[Lldb-commits] [PATCH] D134581: [lldb] Prevent re-adding a module that is already loaded

Alvin Wong via Phabricator via lldb-commits lldb-commits at lists.llvm.org
Tue Sep 27 02:00:27 PDT 2022


alvinhochun added a comment.

In D134581#3815766 <https://reviews.llvm.org/D134581#3815766>, @jasonmolenda wrote:

> In D134581#3813757 <https://reviews.llvm.org/D134581#3813757>, @alvinhochun wrote:
>
>> Thanks for the comment.
>>
>> In D134581#3813484 <https://reviews.llvm.org/D134581#3813484>, @jasonmolenda wrote:
>>
>>> I probably misunderstand the situation DynamicLoaderWindows finds itself in, but in DynamicLoaderDarwin we have similar behavior - you run 'lldb binary' and lldb loads all the directly linked dynamic libraries into the target it creates, pre-execution.  When execution starts, the dynamic linker tells us where the binary is loaded in memory and we call Target::SetExecutableModule with it.  Target::SetExecutableModule has a side effect of clearing the Target's module list - you now have only one binary in the Target, your executable module.  (this is done so the 0th image in the image list is your executable module)
>>>
>>> Why aren't your pre-loaded DLLs unloaded when you call Target::SetExecutableModule?
>>
>> In `ProcessWindows::OnDebuggerConnected`, it first checks `GetTarget().GetExecutableModule()`. Only when the returned module is null (i.e. the binary hasn't already been loaded) then it calls `GetTarget().SetExecutableModule(module, eLoadDependentsNo)`. If I understood you correctly, then the right thing to do there should be to call `GetTarget().SetExecutableModule(module, eLoadDependentsNo)` in all cases, without checking `GetExecutableModule`, right?
>>
>> It seems to make sense, but I may need some comments from other reviewers on this.
>
> Just my opinion, but I know how DynamicDarwinLoader works is that when it starts the actual debug session, it clears the image list entirely (iirc or maybe it just calls Target::SetExecutableModule - which is effectively the same thing).  I don't know how Windows works, but on Darwin we pre-load the binaries we THINK will be loaded, but when the process actually runs, different binaries may end up getting loaded, and we need to use what the dynamic linker tells us instead of our original logic.  `GetTarget().SetExecutableModule(module, eLoadDependentsNo)` would be one option, or clear the list and start adding, effectively the same thing.

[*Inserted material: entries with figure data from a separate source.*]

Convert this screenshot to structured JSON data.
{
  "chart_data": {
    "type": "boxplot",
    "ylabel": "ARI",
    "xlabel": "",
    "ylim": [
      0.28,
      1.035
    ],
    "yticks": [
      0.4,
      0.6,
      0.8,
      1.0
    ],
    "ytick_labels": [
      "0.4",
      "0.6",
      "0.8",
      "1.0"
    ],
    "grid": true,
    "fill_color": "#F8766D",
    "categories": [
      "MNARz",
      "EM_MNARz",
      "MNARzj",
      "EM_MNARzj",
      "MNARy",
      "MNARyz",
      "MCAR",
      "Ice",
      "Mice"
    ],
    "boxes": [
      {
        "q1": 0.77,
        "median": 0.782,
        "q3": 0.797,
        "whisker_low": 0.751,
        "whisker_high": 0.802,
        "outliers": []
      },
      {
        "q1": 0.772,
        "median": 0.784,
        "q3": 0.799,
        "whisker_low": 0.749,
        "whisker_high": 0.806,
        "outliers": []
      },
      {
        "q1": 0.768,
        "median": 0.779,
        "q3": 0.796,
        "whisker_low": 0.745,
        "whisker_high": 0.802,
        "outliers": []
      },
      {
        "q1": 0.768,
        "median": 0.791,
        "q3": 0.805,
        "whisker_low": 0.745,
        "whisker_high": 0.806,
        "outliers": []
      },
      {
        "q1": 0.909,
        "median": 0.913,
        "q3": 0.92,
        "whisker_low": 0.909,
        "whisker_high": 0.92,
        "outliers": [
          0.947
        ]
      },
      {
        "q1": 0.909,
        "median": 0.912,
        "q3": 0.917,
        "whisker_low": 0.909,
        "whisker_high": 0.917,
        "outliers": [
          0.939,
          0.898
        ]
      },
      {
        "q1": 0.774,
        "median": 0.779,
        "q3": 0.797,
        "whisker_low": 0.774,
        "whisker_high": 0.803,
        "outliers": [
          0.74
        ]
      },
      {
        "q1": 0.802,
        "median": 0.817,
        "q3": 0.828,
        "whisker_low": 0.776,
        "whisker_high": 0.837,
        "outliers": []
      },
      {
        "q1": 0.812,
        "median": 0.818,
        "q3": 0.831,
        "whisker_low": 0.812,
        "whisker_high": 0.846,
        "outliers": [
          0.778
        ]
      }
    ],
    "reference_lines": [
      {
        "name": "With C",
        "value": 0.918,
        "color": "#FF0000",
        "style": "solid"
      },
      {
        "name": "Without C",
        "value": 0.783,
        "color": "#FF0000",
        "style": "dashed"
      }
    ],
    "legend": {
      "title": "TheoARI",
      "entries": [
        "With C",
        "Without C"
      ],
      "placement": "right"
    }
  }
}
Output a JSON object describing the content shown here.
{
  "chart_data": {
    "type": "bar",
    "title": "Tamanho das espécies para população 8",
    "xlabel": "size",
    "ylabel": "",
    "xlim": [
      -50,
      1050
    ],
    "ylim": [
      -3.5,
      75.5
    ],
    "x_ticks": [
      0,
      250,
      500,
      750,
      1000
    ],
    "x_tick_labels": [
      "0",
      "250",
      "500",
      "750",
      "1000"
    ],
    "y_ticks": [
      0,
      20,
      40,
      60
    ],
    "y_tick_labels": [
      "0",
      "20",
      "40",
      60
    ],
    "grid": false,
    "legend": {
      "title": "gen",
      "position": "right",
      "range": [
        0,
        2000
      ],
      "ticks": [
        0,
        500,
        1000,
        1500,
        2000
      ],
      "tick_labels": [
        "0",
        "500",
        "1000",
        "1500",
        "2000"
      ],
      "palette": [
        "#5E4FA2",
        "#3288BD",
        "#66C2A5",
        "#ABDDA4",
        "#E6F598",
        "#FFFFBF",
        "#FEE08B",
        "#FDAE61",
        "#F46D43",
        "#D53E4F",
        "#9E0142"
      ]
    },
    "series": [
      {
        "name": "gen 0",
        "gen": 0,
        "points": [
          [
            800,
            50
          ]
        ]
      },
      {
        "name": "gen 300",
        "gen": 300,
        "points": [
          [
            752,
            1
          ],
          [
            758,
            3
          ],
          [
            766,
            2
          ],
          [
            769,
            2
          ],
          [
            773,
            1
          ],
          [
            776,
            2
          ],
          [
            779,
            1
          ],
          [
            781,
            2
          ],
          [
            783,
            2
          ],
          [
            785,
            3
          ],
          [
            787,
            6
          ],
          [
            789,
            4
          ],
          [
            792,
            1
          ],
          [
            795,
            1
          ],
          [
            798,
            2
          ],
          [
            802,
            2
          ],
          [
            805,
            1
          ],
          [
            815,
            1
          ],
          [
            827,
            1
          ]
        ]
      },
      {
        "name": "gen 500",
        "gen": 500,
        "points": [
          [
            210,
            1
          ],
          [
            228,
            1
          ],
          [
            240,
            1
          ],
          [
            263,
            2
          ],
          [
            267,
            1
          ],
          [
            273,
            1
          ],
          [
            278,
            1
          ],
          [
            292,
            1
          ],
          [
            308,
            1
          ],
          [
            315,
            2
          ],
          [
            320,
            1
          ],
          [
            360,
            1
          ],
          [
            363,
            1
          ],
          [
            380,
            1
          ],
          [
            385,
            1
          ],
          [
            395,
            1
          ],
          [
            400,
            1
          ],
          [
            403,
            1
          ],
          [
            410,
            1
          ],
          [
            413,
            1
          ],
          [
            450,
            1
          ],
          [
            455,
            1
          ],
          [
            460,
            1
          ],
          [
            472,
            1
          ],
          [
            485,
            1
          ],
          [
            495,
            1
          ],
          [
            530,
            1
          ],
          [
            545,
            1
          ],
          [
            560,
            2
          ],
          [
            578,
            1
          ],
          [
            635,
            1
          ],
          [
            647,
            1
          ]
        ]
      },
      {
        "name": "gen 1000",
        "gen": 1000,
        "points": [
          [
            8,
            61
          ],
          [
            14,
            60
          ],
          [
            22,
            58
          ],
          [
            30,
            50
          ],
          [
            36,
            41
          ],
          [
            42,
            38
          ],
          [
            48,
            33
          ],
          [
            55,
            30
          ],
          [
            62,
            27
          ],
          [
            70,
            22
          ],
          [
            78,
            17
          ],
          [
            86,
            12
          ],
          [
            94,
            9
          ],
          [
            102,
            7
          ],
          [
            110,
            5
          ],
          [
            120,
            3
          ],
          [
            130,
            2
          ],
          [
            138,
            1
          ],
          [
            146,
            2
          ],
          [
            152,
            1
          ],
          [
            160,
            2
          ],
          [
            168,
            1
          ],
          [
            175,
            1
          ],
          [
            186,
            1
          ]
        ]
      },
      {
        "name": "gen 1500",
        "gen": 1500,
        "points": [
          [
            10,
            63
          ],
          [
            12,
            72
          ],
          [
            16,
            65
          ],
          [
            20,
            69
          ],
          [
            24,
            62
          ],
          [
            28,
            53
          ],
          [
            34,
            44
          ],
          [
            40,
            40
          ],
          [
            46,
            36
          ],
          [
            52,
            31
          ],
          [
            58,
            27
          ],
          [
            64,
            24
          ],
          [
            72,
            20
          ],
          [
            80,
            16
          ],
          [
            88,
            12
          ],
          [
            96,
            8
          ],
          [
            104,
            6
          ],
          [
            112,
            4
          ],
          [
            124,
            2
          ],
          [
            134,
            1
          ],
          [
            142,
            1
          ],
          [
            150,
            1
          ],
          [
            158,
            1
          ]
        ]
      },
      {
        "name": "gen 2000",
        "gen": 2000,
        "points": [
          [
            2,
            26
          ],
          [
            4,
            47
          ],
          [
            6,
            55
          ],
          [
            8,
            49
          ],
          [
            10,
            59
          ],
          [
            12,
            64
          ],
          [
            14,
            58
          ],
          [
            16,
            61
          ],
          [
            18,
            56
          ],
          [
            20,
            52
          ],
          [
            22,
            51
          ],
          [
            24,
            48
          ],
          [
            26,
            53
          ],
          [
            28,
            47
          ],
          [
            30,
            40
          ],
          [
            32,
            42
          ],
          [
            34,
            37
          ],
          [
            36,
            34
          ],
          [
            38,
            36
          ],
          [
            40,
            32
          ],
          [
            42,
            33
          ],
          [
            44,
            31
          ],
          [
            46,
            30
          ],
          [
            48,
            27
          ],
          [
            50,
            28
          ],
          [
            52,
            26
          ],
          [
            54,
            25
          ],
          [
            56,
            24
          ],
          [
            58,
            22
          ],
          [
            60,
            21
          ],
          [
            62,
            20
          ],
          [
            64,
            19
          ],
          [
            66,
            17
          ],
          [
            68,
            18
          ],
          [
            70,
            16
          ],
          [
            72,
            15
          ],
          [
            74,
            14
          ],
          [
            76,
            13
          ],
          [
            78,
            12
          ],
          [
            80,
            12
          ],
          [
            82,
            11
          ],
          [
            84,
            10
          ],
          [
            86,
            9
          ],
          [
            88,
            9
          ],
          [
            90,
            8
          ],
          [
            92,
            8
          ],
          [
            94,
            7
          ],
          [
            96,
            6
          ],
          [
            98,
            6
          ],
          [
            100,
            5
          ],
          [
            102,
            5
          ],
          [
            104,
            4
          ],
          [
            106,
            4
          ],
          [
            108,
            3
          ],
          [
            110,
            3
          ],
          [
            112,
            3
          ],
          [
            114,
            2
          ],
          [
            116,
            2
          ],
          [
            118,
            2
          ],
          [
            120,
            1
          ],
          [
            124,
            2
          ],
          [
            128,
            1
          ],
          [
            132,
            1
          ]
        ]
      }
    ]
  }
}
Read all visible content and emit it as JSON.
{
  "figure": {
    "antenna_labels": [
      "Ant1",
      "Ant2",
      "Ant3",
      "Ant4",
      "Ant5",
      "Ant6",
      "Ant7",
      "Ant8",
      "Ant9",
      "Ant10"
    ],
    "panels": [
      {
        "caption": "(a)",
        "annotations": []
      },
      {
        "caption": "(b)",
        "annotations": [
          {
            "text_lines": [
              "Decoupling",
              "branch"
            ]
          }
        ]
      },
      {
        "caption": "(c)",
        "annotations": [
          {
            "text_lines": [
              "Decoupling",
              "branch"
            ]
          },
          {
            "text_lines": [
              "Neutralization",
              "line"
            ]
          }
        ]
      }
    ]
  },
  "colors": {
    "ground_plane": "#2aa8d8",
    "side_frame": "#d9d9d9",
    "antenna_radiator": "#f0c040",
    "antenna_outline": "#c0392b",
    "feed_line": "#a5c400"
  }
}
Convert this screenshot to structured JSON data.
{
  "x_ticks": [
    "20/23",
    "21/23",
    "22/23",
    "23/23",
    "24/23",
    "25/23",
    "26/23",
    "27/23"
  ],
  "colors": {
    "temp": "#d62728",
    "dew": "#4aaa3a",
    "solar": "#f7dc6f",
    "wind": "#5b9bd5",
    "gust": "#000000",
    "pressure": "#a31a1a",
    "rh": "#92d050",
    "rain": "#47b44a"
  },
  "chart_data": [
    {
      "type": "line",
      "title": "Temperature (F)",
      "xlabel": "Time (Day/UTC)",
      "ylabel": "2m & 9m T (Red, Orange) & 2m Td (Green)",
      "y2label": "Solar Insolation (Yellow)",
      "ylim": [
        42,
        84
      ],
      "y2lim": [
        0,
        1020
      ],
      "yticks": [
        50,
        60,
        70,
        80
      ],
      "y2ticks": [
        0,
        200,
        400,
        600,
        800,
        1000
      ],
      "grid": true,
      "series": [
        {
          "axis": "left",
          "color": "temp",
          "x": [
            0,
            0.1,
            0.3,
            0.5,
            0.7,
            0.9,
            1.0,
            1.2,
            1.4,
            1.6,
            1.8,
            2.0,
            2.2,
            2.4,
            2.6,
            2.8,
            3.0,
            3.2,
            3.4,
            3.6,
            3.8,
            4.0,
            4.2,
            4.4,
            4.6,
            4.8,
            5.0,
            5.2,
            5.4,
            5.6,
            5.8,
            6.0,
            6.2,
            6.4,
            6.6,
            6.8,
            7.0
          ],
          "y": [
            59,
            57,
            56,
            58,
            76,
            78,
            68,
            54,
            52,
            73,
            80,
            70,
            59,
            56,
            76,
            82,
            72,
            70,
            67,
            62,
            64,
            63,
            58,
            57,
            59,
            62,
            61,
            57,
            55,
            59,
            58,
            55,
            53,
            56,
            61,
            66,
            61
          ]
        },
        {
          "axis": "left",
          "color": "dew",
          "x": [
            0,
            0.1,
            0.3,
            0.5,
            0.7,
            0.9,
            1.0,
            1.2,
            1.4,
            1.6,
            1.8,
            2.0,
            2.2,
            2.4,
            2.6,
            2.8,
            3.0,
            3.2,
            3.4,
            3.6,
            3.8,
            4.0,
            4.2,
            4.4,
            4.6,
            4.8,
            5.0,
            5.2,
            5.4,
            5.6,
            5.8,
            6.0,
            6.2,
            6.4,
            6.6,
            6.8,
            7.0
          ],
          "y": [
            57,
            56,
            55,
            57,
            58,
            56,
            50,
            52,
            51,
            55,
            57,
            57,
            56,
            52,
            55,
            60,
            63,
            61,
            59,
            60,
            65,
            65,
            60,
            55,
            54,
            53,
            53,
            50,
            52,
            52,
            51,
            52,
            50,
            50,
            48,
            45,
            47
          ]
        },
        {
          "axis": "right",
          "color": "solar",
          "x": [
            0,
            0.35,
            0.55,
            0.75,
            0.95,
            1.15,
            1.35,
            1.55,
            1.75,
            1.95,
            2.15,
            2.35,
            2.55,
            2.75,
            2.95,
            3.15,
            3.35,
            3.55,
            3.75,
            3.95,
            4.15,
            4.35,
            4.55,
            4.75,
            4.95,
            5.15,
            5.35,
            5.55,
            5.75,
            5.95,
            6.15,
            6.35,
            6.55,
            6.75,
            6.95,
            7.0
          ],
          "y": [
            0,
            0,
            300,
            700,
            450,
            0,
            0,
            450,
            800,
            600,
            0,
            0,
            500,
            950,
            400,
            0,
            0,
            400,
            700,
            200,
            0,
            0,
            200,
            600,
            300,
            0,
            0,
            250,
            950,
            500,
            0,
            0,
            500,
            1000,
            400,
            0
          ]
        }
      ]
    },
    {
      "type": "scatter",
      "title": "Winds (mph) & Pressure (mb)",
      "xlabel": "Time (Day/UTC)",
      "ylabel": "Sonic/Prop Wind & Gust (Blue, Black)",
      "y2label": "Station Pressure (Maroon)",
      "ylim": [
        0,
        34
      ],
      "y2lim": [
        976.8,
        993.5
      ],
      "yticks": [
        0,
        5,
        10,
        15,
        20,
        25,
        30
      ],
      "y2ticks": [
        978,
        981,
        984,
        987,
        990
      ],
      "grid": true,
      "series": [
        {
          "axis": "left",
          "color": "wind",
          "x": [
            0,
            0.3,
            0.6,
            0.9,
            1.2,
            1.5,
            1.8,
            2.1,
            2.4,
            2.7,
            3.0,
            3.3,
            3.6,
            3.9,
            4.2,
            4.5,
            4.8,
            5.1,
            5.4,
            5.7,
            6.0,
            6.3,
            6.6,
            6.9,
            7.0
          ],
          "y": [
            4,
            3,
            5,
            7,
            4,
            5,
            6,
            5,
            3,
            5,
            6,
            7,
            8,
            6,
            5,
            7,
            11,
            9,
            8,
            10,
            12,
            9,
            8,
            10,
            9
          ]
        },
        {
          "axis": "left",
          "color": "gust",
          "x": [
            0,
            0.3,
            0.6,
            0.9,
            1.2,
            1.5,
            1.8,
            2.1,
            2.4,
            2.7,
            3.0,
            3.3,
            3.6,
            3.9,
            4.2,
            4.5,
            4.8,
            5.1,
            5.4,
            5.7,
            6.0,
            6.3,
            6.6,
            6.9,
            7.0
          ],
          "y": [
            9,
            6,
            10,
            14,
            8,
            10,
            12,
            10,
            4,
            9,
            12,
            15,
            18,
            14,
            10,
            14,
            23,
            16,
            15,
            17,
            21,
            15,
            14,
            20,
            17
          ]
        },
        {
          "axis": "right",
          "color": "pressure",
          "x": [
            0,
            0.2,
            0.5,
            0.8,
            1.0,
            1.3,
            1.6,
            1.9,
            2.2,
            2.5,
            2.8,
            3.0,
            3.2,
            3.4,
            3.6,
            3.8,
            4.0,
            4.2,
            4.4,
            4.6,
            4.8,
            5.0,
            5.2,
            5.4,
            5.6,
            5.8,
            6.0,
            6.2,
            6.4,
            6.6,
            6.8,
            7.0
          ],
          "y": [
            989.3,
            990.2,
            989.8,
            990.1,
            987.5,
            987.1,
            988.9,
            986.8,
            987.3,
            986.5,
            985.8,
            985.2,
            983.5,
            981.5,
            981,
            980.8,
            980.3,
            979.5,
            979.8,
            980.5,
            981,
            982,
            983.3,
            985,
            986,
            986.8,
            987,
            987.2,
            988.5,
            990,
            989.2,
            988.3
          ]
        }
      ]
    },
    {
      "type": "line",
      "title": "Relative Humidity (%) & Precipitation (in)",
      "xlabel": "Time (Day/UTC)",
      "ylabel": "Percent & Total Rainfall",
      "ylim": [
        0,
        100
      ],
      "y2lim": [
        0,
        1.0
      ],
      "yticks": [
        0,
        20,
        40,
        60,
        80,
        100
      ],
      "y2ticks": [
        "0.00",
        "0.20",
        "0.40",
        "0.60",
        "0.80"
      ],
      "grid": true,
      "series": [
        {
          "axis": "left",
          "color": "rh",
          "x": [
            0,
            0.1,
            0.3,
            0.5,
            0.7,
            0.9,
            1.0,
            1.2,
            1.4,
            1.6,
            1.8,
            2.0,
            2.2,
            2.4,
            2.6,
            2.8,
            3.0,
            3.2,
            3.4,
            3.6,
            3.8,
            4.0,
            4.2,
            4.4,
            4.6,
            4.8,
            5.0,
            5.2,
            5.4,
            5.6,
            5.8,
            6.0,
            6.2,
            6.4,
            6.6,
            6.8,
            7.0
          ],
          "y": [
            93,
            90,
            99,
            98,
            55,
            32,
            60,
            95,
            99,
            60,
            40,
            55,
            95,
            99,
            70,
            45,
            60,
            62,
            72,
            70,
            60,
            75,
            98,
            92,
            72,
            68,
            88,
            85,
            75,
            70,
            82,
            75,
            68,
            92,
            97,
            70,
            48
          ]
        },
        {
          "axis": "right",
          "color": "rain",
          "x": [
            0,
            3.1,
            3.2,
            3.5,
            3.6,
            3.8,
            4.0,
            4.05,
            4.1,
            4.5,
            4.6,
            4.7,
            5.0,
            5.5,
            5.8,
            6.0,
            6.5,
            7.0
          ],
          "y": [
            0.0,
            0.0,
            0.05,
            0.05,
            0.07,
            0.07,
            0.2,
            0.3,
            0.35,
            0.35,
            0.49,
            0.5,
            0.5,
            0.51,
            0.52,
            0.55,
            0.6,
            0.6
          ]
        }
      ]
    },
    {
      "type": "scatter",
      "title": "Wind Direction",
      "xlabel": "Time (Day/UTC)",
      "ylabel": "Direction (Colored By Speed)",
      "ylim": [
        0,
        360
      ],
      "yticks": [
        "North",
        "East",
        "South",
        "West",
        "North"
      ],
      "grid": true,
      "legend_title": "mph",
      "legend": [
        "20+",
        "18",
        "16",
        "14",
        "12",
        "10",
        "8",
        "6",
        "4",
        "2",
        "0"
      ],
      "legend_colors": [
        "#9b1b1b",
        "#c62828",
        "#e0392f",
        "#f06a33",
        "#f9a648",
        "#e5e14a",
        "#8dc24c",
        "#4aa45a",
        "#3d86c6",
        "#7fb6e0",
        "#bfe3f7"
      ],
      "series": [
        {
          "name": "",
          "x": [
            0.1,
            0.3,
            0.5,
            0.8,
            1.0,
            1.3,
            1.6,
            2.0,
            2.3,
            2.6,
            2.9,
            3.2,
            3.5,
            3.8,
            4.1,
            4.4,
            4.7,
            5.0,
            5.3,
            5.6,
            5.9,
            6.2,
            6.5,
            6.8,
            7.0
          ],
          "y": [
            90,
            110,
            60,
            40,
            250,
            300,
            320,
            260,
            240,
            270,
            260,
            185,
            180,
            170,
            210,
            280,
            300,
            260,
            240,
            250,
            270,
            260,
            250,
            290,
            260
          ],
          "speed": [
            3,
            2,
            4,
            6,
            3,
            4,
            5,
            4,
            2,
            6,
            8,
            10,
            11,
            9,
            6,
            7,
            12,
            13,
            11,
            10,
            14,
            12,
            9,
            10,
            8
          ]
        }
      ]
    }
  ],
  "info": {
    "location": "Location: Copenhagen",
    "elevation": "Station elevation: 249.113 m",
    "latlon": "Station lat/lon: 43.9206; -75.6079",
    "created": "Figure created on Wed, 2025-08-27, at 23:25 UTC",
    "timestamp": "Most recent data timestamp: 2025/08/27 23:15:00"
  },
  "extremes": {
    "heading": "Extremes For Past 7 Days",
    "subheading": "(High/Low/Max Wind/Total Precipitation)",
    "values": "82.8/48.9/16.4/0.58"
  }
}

Sounds right. On Windows, events from the debug loop will tell us which DLLs are actually being loaded by the process and we add them to the module list.

> I think it would be more straightforward than adding this change to Target::GetOrAddModule.

Here's the thing, even if we change the Windows debugging support to clear the module list when starting the process, the logic of `Target::GetOrAddModule` still appears to be flawed if it can result in duplicated modules in the target module list, so IMO it needs to be fixed regardless.